After a three-day infusion, I froze the fat, removed it, then strained the whiskey through a straining cloth to catch remaining fat globules. Photo by Donna.

The Man Harrison

  • 60 milliliters schmaltz-infused whiskey
  • 5 milliliters vermouth
  • 5 milliliters pickle brine
  • Pickled onions (We go for one white button onion.)
  1. Chill the glass of your choice.
  2. Skewer a pickled onion with a cocktail stick and set aside.
  3. Combine all the wet ingredients in a mixing glass, and taste for balance. No flavours should dominate. Whisky first then schmaltz, brine with a creamy mouth feel.
  4. Cover well with ice and stir, counting 35 to 55 rotations (taste at 35, you may want to continue to stir to reach the desired dilution).
  5. Double-strain into the chilled glass and garnish.

About Our Brine:

Our homemade pickles are done in brine, vinegar, and maple syrup. They are sweet, sour, and a little salty.

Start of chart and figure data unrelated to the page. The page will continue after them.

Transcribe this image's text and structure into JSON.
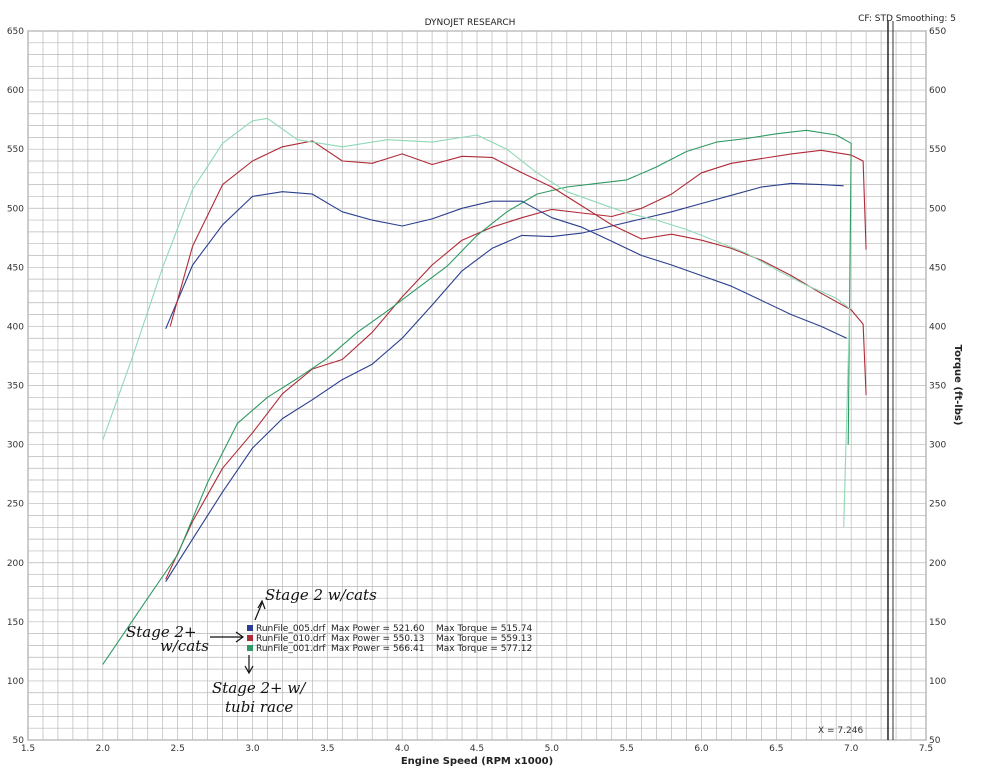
{
  "header": {
    "title": "DYNOJET RESEARCH",
    "settings": "CF: STD  Smoothing: 5"
  },
  "x_readout": "X = 7.246",
  "colors": {
    "blue": "#2a3f8f",
    "red": "#b02a37",
    "green": "#2f9a62",
    "light_green": "#8fd9b6",
    "grid": "#b8b8b8",
    "cursor": "#333333"
  },
  "chart_data": {
    "type": "line",
    "title": "DYNOJET RESEARCH",
    "xlabel": "Engine Speed (RPM x1000)",
    "ylabel_right": "Torque (ft-lbs)",
    "xlim": [
      1.5,
      7.5
    ],
    "ylim": [
      50,
      650
    ],
    "x_ticks": [
      "1.5",
      "2.0",
      "2.5",
      "3.0",
      "3.5",
      "4.0",
      "4.5",
      "5.0",
      "5.5",
      "6.0",
      "6.5",
      "7.0",
      "7.5"
    ],
    "y_ticks": [
      "50",
      "100",
      "150",
      "200",
      "250",
      "300",
      "350",
      "400",
      "450",
      "500",
      "550",
      "600",
      "650"
    ],
    "y_ticks_right": [
      "50",
      "100",
      "150",
      "200",
      "250",
      "300",
      "350",
      "400",
      "450",
      "500",
      "550",
      "600",
      "650"
    ],
    "grid": true,
    "cursor_x": 7.246,
    "legend": [
      {
        "file": "RunFile_005.drf",
        "max_power_label": "Max Power = 521.60",
        "max_torque_label": "Max Torque = 515.74",
        "color": "#2a3f8f"
      },
      {
        "file": "RunFile_010.drf",
        "max_power_label": "Max Power = 550.13",
        "max_torque_label": "Max Torque = 559.13",
        "color": "#b02a37"
      },
      {
        "file": "RunFile_001.drf",
        "max_power_label": "Max Power = 566.41",
        "max_torque_label": "Max Torque = 577.12",
        "color": "#2f9a62"
      }
    ],
    "series": [
      {
        "run": "RunFile_005.drf",
        "measure": "power",
        "color": "#2a3f8f",
        "points": [
          [
            2.42,
            184
          ],
          [
            2.6,
            220
          ],
          [
            2.8,
            260
          ],
          [
            3.0,
            297
          ],
          [
            3.2,
            322
          ],
          [
            3.4,
            338
          ],
          [
            3.6,
            355
          ],
          [
            3.8,
            368
          ],
          [
            4.0,
            390
          ],
          [
            4.2,
            418
          ],
          [
            4.4,
            447
          ],
          [
            4.6,
            466
          ],
          [
            4.8,
            477
          ],
          [
            5.0,
            476
          ],
          [
            5.2,
            479
          ],
          [
            5.4,
            485
          ],
          [
            5.6,
            491
          ],
          [
            5.8,
            497
          ],
          [
            6.0,
            504
          ],
          [
            6.2,
            511
          ],
          [
            6.4,
            518
          ],
          [
            6.6,
            521
          ],
          [
            6.8,
            520
          ],
          [
            6.95,
            519
          ]
        ]
      },
      {
        "run": "RunFile_010.drf",
        "measure": "power",
        "color": "#b02a37",
        "points": [
          [
            2.42,
            186
          ],
          [
            2.6,
            235
          ],
          [
            2.8,
            280
          ],
          [
            3.0,
            310
          ],
          [
            3.2,
            343
          ],
          [
            3.4,
            364
          ],
          [
            3.6,
            372
          ],
          [
            3.8,
            395
          ],
          [
            4.0,
            425
          ],
          [
            4.2,
            452
          ],
          [
            4.4,
            473
          ],
          [
            4.6,
            484
          ],
          [
            4.8,
            492
          ],
          [
            5.0,
            499
          ],
          [
            5.2,
            496
          ],
          [
            5.4,
            493
          ],
          [
            5.6,
            500
          ],
          [
            5.8,
            512
          ],
          [
            6.0,
            530
          ],
          [
            6.2,
            538
          ],
          [
            6.4,
            542
          ],
          [
            6.6,
            546
          ],
          [
            6.8,
            549
          ],
          [
            7.0,
            545
          ],
          [
            7.08,
            540
          ],
          [
            7.1,
            465
          ]
        ]
      },
      {
        "run": "RunFile_001.drf",
        "measure": "power",
        "color": "#2f9a62",
        "points": [
          [
            2.0,
            114
          ],
          [
            2.3,
            170
          ],
          [
            2.5,
            207
          ],
          [
            2.7,
            268
          ],
          [
            2.9,
            318
          ],
          [
            3.1,
            340
          ],
          [
            3.3,
            356
          ],
          [
            3.5,
            373
          ],
          [
            3.7,
            395
          ],
          [
            3.9,
            413
          ],
          [
            4.1,
            432
          ],
          [
            4.3,
            451
          ],
          [
            4.5,
            477
          ],
          [
            4.7,
            497
          ],
          [
            4.9,
            512
          ],
          [
            5.1,
            518
          ],
          [
            5.3,
            521
          ],
          [
            5.5,
            524
          ],
          [
            5.7,
            535
          ],
          [
            5.9,
            548
          ],
          [
            6.1,
            556
          ],
          [
            6.3,
            559
          ],
          [
            6.5,
            563
          ],
          [
            6.7,
            566
          ],
          [
            6.9,
            562
          ],
          [
            7.0,
            555
          ],
          [
            6.98,
            300
          ]
        ]
      },
      {
        "run": "RunFile_005.drf",
        "measure": "torque",
        "color": "#2a3f8f",
        "points": [
          [
            2.42,
            398
          ],
          [
            2.6,
            452
          ],
          [
            2.8,
            486
          ],
          [
            3.0,
            510
          ],
          [
            3.2,
            514
          ],
          [
            3.4,
            512
          ],
          [
            3.6,
            497
          ],
          [
            3.8,
            490
          ],
          [
            4.0,
            485
          ],
          [
            4.2,
            491
          ],
          [
            4.4,
            500
          ],
          [
            4.6,
            506
          ],
          [
            4.8,
            506
          ],
          [
            5.0,
            492
          ],
          [
            5.2,
            484
          ],
          [
            5.4,
            472
          ],
          [
            5.6,
            460
          ],
          [
            5.8,
            452
          ],
          [
            6.0,
            443
          ],
          [
            6.2,
            434
          ],
          [
            6.4,
            422
          ],
          [
            6.6,
            410
          ],
          [
            6.8,
            400
          ],
          [
            6.97,
            390
          ]
        ]
      },
      {
        "run": "RunFile_010.drf",
        "measure": "torque",
        "color": "#b02a37",
        "points": [
          [
            2.45,
            400
          ],
          [
            2.6,
            468
          ],
          [
            2.8,
            520
          ],
          [
            3.0,
            540
          ],
          [
            3.2,
            552
          ],
          [
            3.4,
            557
          ],
          [
            3.6,
            540
          ],
          [
            3.8,
            538
          ],
          [
            4.0,
            546
          ],
          [
            4.2,
            537
          ],
          [
            4.4,
            544
          ],
          [
            4.6,
            543
          ],
          [
            4.8,
            530
          ],
          [
            5.0,
            518
          ],
          [
            5.2,
            502
          ],
          [
            5.4,
            486
          ],
          [
            5.6,
            474
          ],
          [
            5.8,
            478
          ],
          [
            6.0,
            473
          ],
          [
            6.2,
            466
          ],
          [
            6.4,
            456
          ],
          [
            6.6,
            443
          ],
          [
            6.8,
            428
          ],
          [
            7.0,
            414
          ],
          [
            7.08,
            402
          ],
          [
            7.1,
            342
          ]
        ]
      },
      {
        "run": "RunFile_001.drf",
        "measure": "torque",
        "color": "#8fd9b6",
        "points": [
          [
            2.0,
            304
          ],
          [
            2.2,
            375
          ],
          [
            2.4,
            450
          ],
          [
            2.6,
            516
          ],
          [
            2.8,
            555
          ],
          [
            3.0,
            574
          ],
          [
            3.1,
            576
          ],
          [
            3.3,
            558
          ],
          [
            3.6,
            552
          ],
          [
            3.9,
            558
          ],
          [
            4.2,
            556
          ],
          [
            4.5,
            562
          ],
          [
            4.7,
            550
          ],
          [
            4.9,
            530
          ],
          [
            5.1,
            514
          ],
          [
            5.3,
            505
          ],
          [
            5.5,
            496
          ],
          [
            5.7,
            490
          ],
          [
            5.9,
            482
          ],
          [
            6.1,
            472
          ],
          [
            6.3,
            462
          ],
          [
            6.5,
            448
          ],
          [
            6.7,
            435
          ],
          [
            6.9,
            424
          ],
          [
            6.99,
            415
          ],
          [
            6.95,
            230
          ]
        ]
      }
    ],
    "annotations": [
      {
        "text": "Stage 2 w/cats",
        "target_run": "RunFile_005.drf"
      },
      {
        "text": "Stage 2+",
        "target_run": "RunFile_010.drf"
      },
      {
        "text": "w/cats",
        "target_run": "RunFile_010.drf"
      },
      {
        "text": "Stage 2+ w/",
        "target_run": "RunFile_001.drf"
      },
      {
        "text": "tubi race",
        "target_run": "RunFile_001.drf"
      }
    ]
  }
}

You may need more or less brine depending on its taste.

Evans & Peel Detective Agency is an independent cocktail bar and restaurant in West London. A speakeasy that uses a ’20s private detective agency as its front to keep the heat off. The spirits we used have been chosen on their own merits and not as a result of any brand endorsement. The same goes for everything else that we do.